# Smart repair rough price



## Rammy (Sep 3, 2014)

My wife reversed into our skip 
Got a crease type scratch on rear quarter 
Roughly how much to smart repair 
Honda CR-V magnetic blue


----------



## Sicskate (Oct 3, 2012)

Where on the panel is it?


----------



## 3gdean (Jun 18, 2011)

that looks as though it may have a tiny dent to it aswell.

not blending door 90 smart repair decent job


----------



## robdcfc (Sep 17, 2012)

I would charge around £140-160+vat for that.


----------



## 3gdean (Jun 18, 2011)

Also depends on where you are located


----------



## Sicskate (Oct 3, 2012)

How can anyone quote it when it could be anywhere on the panel? 

It might be a few inches from the door, then you'd soon rethink the price.


----------



## Scoobycarl (Aug 13, 2011)

Sicskate said:


> How can anyone quote it when it could be anywhere on the panel?
> 
> It might be a few inches from the door, then you'd soon rethink the price.


Totaly agree mate needs another picture further away to say if its possible to keep it to one panel !

Looks close to bumper to me (if its the bumper at all lol)so after primer will be up to it ?


----------



## Rammy (Sep 3, 2014)

I'll take a better pic 
But it's just behind wheel arch 1/3 up from bumper 
There is a swage line in the panel about 12" up from the scratch 
Yes it is dented as well &#55357;&#56865;


----------



## 3gdean (Jun 18, 2011)

i did say *not blending door* that line i'm thinking is a safe presumption of being the bumper. also depends how smart people can work


----------



## Andyb0127 (Jan 16, 2011)

Need to see a better pic of it as to where abouts it is on the quarter to see how closer proximity it is to bumper and door. Then you get a better idea of price and if a smart repair is a viable option. But remember prices will always vary.


----------



## Rammy (Sep 3, 2014)

We are in surrey


----------



## pcm1980 (May 4, 2009)

Best to blend into bumper as it looks off colour in the 1st place. I think you should be looking at £150-200 and that includes the blend into bumper.


----------



## 3gdean (Jun 18, 2011)

pcm1980 said:


> Best to blend into bumper as it looks off colour in the 1st place.

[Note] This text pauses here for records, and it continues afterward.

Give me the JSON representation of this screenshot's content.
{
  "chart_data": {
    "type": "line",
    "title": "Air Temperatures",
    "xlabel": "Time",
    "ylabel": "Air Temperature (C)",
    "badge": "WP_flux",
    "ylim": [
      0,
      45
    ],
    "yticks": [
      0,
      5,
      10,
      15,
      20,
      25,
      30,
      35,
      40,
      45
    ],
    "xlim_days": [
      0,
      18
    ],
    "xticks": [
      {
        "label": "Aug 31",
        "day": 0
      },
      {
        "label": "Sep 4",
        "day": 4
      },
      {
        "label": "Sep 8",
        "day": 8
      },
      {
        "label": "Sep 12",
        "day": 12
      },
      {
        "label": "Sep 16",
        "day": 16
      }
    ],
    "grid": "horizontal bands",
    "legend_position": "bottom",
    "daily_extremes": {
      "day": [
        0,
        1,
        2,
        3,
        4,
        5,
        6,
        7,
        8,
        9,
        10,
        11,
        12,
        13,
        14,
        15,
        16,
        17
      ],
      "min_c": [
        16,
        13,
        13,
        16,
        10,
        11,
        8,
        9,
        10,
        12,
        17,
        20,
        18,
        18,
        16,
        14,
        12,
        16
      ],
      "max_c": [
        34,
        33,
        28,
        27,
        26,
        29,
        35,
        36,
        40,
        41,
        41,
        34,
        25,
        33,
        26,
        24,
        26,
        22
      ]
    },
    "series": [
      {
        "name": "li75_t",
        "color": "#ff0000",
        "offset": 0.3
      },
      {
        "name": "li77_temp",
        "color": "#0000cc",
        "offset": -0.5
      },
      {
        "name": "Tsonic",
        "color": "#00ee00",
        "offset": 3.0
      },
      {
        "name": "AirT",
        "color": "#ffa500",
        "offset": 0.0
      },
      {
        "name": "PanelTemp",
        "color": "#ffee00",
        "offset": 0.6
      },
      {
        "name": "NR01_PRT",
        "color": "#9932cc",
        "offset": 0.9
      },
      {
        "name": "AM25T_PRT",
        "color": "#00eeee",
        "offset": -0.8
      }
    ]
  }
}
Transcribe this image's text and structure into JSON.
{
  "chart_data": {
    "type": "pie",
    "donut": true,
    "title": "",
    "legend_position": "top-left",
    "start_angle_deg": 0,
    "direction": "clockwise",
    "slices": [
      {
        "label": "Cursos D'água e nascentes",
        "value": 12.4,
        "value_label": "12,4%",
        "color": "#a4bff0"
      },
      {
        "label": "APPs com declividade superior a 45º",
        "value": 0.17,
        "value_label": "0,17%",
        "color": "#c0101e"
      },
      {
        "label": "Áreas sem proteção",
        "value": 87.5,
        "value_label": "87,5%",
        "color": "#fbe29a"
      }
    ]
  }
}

I think you should be looking at £150-200 and that includes the blend into bumper.


Bumpers, 70% of the time look off colour as its a different substrate underneath, you can apply various primer/ground/colour/lacquer coats and still look different. (usually look lighter) Unless you high build primer between adjoining panels (which is a waste of time/product for that size repair) it will look different. 
Pick the shade of the bumper, use that and it'll blend into the quarter.

The fact you are in Surrey the price has bumped 40/50 quid, and thats if they can work smart.


----------



## squiggs (Oct 19, 2009)

robdcfc said:


> I would charge around £140-160+vat for that.


About right (as it works out) :thumb:


----------



## squiggs (Oct 19, 2009)

pcm1980 said:


> Best to blend into bumper as it looks off colour in the 1st place. I think you should be looking at £150-200 and that includes the blend into bumper.


Why would a smart repairer need to blend into the bumper ??????

A decent smart repairer would blend up to the bumper.


----------



## pcm1980 (May 4, 2009)

squiggs said:


> Why would a smart repairer need to blend into the bumper ??????
> 
> A decent smart repairer would blend up to the bumper.


Totally agree with you squiggs, but you would be still left with the quarter off colour to the bumper, which may be fine if the other 3 corners of the car are off colour, but we dont know the history of the car and it may have had previous repairs causing the issue with the colour.
I know its common for bumpers to look off colour to the rest of the car, this due to many reasons (different substrates, bumpers painted at different location to the rest of car, different coloured primers and undercoats, different brands of paints used etc etc). All i was suggesting with blending into the bumper is to correct the colour issue between the 2 panels, for all we know the other 3 corners may match and its just this one corner that has already had repairs??


----------



## squiggs (Oct 19, 2009)

With you - but the colour mismatch of the bumper (if there is one) is a totally separate issue from repairing the damage.
Either the customer or the painter needs to raise it - or both keep quiet and just fix damage.


----------



## 3gdean (Jun 18, 2011)

Full respray it is, 3k please...


----------



## baldynappa (Mar 15, 2014)

Small
Medium
Area
Repair
Technique
The whole point of this system is to not have to blend into other panels as a normal repair would.
Many people just see the price difference between the two (normal and smart) and not the amount of work involved between the two


----------



## Scoobycarl (Aug 13, 2011)

Id just wrap it ...... Barbie pink ..... Black roof ! 

Only kidding £160 is ample enough mate and i personally would flick the bumper corner in too as people accept off colour bumpers when bought new from a dealer but dont seem to think the same way when they've had paintwork at a shop !


----------